Consider this hypothetical: UCLA terminates Kelly's contract by reason of force majeure. Kelly sues. Losing party appeals. Court of Appeal sides with UCLA. There is now legal precedent many, if not most, if not the vast majority of employment contracts in this state (not just football coaches) are terminated. It's important to note that force majeure is not just a legal theory that may or may not be in an employment contract. It's codified in the civil code. But performance under the contract has to be impossible or impracticable. Is that the current situation for college football coaches.

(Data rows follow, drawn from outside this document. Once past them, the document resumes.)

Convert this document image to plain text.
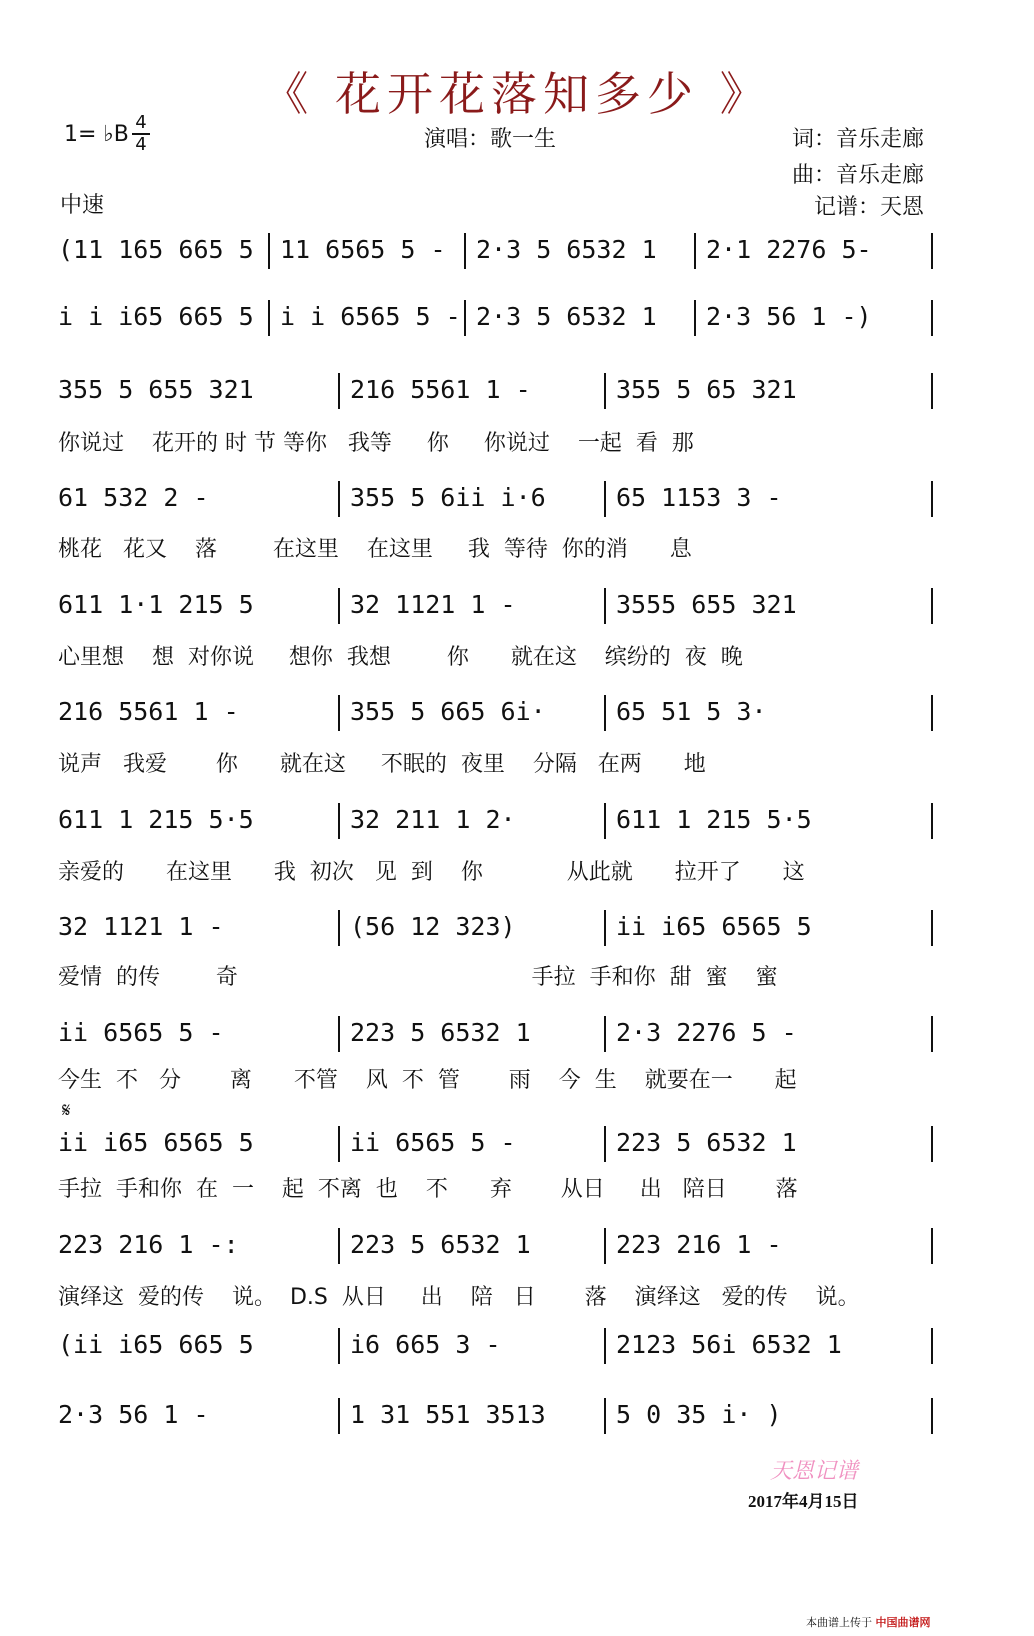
《 花开花落知多少 》
1= ♭B 4
4	演唱：歌一生	词：音乐走廊
曲：音乐走廊
记谱：天恩
中速
(11 165 665 5 11 6565 5 - 2·3 5 6532 1 2·1 2276 5-
i i i65 665 5 i i 6565 5 - 2·3 5 6532 1 2·3 56 1 -)
355 5 655 321	216 5561 1 -	355 5 65 321
你说过    花开的 时 节 等你   我等     你     你说过    一起  看  那
61 532 2 -	355 5 6ii i·6	65 1153 3 -
桃花   花又    落        在这里    在这里     我  等待  你的消      息
611 1·1 215 5	32 1121 1 -	3555 655 321
心里想    想  对你说     想你  我想        你      就在这    缤纷的  夜  晚
216 5561 1 -	355 5 665 6i·	65 51 5 3·
说声   我爱       你      就在这     不眠的  夜里    分隔   在两      地
611 1 215 5·5	32 211 1 2·	611 1 215 5·5
亲爱的      在这里      我  初次   见  到    你            从此就      拉开了      这
32 1121 1 -	(56 12 323)	ii i65 6565 5
爱情  的传        奇                                          手拉  手和你  甜  蜜    蜜
ii 6565 5 -	223 5 6532 1	2·3 2276 5 -
今生  不   分       离      不管    风  不  管       雨    今  生    就要在一      起
ii i65 6565 5	ii 6565 5 -	223 5 6532 1
手拉  手和你  在  一    起  不离  也    不      弃       从日     出   陪日       落
223 216 1 -:	223 5 6532 1	223 216 1 -
演绎这  爱的传    说。  D.S  从日     出    陪   日       落    演绎这   爱的传    说。
(ii i65 665 5	i6 665 3 -	2123 56i 6532 1
2·3 56 1 -	1 31 551 3513	5 0 35 i· )
𝄋
天恩记谱
2017年4月15日
本曲谱上传于 中国曲谱网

No.

It would really take me pages and pages and pages and pages to fully explain why force majeure does not come close to applying here, but the above sums it up pretty nicely. If anyone is actually interested in the full legal reason, it's all over google. Virtually every business lawyer in the state has had to brief themselves on this issue the last few weeks so there are a lot of articles on it.

More importantly: what a pathetic move this would be for the new AD. What a cowardly signal it would send. If he thinks the football coach should be terminated, he should TERMINATE THE FOOTBALL COACH. Not dance around the issue. Call a press conference. Fire him. And say he is being fired because he failed.